A cgroup (control group) is a labeled group of processes the kernel tracks together. It gives you two independent things:

1. Accounting and limits. The kernel exposes controllers — cpu, memory, io, pids — that both measure and constrain a group collectively. Set memory.max=512M on a cgroup and every process in it combined can't exceed that; blow past it and the OOM killer fires inside that cgroup only, not across your whole machine. This is exactly how docker run --memory=512m works: Docker just creates a cgroup and writes to those files. It's also how the JVM (since ~Java 10) picks its default heap — it reads the cgroup memory limit, not the host's physical RAM, so -XX:MaxRAMPercentage is computed against the container, not the metal.

2. Inescapable membership. When a process in a cgroup fork()s, the child lands in the same cgroup automatically and can't wander out on its own.

That second property is the reliability win. In the old SysV world, init tracked a daemon by a PID scribbled into a pidfile. If the daemon double-forked, re-exec'd, or spawned children, that PID became a lie — init lost track, orphans leaked, and stop killed the wrong thing or nothing.

systemd sidesteps all of it by putting each service in its own cgroup and trusting the kernel's grouping instead of PIDs. That's why the status output above listed both bash (1120) and its sleep child (1126) under /system.slice/hello.service — the kernel guarantees that membership. The consequences:

  • systemctl stop doesn't kill a PID. It tells the kernel “kill everything in this cgroup.” Nothing leaks, however the service forked.
  • systemctl status reads the cgroup to show the true, complete process tree.
  • Resource limits in a unit (MemoryMax=, CPUQuota=, TasksMax=) are just systemd writing to that cgroup's controller files for you.

The /system.slice/ prefix is the hierarchy: cgroups form a tree, and systemd organizes it with slices. system.slice holds system services, user.slice holds user sessions, and a limit set on a parent slice caps all its children collectively. Two versions exist — v1 gave each controller its own messy hierarchy; v2 unifies everything into a single tree, which is what modern distros (and WSL) use. The raw files live under /sys/fs/cgroup/, so cat /sys/fs/cgroup/system.slice/hello.service/memory.current reads a live service's memory straight from the kernel.

Cleaning up

When you're done experimenting, tear it down.

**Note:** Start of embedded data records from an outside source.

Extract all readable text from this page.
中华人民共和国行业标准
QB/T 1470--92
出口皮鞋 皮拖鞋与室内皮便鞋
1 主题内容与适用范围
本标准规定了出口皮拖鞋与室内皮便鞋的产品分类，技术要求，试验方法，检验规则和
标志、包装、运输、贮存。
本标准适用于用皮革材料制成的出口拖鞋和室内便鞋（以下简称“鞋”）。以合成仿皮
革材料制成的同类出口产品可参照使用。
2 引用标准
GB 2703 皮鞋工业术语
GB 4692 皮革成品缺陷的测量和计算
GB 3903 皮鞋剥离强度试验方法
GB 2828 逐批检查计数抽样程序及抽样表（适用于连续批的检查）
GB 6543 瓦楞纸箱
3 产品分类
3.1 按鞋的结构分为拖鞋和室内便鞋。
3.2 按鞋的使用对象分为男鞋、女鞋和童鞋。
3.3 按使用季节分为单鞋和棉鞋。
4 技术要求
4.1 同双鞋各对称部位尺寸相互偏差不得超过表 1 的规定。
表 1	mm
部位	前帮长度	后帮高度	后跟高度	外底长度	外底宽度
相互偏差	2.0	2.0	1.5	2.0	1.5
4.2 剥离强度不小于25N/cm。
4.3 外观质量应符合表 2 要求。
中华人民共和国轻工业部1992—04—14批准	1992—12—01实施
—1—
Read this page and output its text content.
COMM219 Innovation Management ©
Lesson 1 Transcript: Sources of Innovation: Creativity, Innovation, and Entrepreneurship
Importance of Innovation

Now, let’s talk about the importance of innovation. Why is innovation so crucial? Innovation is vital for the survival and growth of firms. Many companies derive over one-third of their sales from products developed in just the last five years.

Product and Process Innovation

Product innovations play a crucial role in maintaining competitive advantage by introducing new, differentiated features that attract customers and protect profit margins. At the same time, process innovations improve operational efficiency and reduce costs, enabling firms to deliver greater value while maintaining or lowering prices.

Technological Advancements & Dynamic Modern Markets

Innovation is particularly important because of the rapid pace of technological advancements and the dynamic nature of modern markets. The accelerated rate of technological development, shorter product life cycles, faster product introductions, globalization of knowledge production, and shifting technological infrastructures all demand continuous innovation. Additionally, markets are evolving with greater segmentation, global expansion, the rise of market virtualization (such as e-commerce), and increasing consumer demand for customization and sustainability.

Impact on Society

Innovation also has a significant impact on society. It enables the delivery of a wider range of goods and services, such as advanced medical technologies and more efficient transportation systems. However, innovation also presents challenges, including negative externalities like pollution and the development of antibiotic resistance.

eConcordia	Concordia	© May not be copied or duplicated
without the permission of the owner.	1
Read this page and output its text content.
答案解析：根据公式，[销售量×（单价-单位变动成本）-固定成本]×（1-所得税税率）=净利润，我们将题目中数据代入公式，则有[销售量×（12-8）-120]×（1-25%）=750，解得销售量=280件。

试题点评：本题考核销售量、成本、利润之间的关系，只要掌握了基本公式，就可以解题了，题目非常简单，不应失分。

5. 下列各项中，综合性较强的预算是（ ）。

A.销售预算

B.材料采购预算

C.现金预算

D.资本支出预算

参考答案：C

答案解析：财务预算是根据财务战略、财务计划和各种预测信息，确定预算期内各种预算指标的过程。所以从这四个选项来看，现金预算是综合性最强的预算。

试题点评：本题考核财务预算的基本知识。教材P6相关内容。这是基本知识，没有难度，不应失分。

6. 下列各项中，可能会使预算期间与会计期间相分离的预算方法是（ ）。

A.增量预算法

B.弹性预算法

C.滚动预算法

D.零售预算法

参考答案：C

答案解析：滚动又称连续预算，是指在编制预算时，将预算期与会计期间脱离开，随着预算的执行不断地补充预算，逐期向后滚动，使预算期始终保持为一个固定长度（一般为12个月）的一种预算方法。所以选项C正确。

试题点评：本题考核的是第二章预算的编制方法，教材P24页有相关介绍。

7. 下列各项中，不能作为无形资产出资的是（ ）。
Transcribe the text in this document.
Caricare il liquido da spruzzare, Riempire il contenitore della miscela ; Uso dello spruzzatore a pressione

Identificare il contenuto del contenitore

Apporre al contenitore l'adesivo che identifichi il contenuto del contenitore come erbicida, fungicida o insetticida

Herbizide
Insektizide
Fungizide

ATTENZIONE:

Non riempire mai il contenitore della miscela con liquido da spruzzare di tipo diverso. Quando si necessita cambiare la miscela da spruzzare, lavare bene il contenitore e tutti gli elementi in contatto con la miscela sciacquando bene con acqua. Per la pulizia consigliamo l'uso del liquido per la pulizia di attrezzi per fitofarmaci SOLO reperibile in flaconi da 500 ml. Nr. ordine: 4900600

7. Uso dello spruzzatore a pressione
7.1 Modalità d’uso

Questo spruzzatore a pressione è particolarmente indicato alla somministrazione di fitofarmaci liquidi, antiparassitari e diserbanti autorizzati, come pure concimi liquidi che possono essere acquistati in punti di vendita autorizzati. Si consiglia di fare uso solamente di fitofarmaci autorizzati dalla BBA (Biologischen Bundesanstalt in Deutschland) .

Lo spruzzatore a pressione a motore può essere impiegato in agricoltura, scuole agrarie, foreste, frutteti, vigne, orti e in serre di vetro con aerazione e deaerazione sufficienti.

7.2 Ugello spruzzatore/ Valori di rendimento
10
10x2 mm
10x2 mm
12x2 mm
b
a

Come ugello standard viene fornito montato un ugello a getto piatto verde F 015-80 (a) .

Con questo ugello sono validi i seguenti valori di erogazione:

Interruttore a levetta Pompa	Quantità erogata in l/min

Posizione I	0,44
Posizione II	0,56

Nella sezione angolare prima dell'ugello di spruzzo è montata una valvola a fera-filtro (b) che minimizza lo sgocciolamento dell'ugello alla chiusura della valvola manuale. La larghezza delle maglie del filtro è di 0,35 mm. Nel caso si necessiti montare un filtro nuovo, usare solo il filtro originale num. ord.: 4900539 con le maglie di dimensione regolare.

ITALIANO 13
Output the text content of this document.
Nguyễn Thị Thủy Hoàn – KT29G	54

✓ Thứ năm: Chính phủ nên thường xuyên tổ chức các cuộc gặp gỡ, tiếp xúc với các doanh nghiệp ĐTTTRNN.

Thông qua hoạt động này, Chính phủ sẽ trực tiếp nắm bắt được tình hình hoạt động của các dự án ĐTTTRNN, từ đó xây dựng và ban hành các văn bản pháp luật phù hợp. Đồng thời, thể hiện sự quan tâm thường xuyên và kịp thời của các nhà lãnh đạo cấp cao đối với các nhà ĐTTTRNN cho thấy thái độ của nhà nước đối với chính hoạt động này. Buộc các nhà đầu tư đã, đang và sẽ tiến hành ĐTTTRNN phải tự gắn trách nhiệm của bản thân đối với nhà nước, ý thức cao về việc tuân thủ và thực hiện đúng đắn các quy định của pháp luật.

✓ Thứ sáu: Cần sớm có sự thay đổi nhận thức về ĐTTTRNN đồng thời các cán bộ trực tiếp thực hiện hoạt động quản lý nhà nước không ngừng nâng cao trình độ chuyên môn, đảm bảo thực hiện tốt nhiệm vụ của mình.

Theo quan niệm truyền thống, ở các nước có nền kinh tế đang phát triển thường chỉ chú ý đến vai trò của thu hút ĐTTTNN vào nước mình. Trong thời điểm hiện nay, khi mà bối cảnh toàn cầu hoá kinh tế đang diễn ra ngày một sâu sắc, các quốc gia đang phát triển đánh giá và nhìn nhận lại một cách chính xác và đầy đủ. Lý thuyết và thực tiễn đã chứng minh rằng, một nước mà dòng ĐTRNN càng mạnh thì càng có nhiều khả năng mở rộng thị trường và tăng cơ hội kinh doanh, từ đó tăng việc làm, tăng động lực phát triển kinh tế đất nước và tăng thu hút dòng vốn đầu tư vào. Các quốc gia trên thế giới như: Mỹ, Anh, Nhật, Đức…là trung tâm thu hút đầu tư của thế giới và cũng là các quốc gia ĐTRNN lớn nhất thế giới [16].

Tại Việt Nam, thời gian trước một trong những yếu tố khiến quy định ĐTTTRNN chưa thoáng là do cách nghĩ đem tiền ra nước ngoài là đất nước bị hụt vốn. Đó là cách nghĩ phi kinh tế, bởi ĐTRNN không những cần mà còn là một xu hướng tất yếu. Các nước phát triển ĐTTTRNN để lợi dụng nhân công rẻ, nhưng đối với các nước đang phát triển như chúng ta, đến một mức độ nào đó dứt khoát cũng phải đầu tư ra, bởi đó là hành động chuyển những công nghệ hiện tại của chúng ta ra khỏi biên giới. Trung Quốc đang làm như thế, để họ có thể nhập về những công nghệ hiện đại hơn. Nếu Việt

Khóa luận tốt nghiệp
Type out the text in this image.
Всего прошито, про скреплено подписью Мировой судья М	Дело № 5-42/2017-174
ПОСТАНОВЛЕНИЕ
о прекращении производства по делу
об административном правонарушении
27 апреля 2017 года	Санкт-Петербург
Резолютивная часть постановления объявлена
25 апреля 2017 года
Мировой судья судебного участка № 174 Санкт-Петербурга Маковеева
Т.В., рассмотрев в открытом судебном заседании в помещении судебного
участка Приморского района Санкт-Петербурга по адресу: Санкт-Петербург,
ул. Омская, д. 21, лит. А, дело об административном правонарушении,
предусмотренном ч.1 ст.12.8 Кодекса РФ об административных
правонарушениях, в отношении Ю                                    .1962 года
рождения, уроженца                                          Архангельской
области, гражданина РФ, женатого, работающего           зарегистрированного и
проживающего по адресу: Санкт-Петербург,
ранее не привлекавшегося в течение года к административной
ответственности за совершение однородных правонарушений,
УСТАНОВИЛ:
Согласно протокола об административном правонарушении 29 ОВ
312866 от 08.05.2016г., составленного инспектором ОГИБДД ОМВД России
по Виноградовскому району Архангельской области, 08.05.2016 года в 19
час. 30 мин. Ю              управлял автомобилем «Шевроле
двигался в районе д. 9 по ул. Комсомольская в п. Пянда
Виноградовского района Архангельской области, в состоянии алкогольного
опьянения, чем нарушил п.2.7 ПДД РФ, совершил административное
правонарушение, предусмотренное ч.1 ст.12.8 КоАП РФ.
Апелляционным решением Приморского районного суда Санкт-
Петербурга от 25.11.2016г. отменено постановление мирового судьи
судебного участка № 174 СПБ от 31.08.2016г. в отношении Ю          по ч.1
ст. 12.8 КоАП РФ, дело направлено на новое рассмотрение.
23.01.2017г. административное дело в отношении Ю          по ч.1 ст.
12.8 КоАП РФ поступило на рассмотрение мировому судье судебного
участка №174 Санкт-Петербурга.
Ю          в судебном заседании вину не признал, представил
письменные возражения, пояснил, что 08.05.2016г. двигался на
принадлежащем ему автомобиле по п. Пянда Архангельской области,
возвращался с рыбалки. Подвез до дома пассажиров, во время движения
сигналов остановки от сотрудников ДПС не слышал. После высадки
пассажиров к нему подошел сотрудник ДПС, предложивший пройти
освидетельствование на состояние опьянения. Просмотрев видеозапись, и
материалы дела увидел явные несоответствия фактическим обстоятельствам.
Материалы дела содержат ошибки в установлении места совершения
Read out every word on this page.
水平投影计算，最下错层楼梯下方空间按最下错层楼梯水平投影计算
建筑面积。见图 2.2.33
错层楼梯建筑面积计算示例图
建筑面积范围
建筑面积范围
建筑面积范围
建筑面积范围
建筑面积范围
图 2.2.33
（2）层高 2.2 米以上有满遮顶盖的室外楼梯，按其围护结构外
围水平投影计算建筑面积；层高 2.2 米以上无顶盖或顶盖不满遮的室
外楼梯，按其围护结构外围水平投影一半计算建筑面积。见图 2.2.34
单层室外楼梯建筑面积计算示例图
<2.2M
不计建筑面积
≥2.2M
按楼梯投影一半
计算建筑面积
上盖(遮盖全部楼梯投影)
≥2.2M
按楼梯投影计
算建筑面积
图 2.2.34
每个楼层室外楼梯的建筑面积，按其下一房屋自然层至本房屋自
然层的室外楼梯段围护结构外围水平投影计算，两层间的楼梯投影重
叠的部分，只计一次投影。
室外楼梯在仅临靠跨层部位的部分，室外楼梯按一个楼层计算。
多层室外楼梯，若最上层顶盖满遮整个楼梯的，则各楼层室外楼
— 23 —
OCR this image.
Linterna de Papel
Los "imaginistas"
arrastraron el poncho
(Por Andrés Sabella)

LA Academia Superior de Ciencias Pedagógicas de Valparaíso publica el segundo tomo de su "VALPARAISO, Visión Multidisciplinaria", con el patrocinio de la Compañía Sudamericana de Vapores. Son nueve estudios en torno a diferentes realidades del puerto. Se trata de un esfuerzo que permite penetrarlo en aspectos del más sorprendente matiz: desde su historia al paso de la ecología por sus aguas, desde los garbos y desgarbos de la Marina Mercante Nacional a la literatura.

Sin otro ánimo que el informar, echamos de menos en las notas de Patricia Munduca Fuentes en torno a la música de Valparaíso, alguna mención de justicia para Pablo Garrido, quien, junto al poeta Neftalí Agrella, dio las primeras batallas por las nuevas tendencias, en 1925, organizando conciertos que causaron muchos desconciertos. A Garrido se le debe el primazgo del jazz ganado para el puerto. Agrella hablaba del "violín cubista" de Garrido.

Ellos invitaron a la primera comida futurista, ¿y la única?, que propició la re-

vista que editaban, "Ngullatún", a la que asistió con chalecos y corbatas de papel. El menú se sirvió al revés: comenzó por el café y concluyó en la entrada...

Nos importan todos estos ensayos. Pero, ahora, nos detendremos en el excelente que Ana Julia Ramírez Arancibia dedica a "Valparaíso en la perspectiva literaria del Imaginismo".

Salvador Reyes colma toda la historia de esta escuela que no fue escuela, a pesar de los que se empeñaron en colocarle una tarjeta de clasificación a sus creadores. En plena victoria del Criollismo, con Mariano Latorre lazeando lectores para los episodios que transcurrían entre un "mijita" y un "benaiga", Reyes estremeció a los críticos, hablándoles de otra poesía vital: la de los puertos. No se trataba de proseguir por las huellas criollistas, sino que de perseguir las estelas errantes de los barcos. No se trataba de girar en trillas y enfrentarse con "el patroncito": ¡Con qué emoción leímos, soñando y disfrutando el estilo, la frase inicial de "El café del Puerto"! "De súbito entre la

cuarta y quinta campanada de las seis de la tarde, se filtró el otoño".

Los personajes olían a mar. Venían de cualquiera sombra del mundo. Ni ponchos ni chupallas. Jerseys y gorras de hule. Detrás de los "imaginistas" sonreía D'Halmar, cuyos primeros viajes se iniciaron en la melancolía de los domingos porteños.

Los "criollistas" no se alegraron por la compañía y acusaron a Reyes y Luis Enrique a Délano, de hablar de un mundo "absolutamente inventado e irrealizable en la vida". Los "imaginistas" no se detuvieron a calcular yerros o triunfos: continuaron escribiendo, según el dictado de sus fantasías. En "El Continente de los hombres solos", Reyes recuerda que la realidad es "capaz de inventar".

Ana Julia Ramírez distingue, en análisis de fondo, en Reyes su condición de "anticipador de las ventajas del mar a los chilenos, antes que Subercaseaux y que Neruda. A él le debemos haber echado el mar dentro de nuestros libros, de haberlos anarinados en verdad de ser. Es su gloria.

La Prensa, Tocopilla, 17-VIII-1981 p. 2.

The service is running and enabled, so you want to both stop it and remove the boot symlink. One command does both, because --now makes disable also stop the running instance:

sudo systemctl disable --now hello.service

Confirm it's gone from both dimensions — runtime and persistence:

systemctl is-active hello.service; systemctl is-enabled hello.service

That should print inactive then disabled. Leaving it there is harmless — a disabled, inactive unit just sits on disk doing nothing. But to wipe it entirely, delete the two files and reload so systemd forgets it:

sudo rm /etc/systemd/system/hello.service /usr/local/bin/hello-loop.sh && sudo systemctl daemon-reload

The daemon-reload matters: without it, systemd still holds the parsed unit in memory and will keep listing a phantom hello.service until the next reboot.

The one-line version

cgroups are the kernel primitive; systemd is a cgroup manager wearing an init-system hat — and systemctl is just the phone you use to call it.

Once you see it that way, start vs enable, the process tree in status, the resource limits, and the clean shutdowns all stop being trivia to memorize and become obvious consequences of one design decision.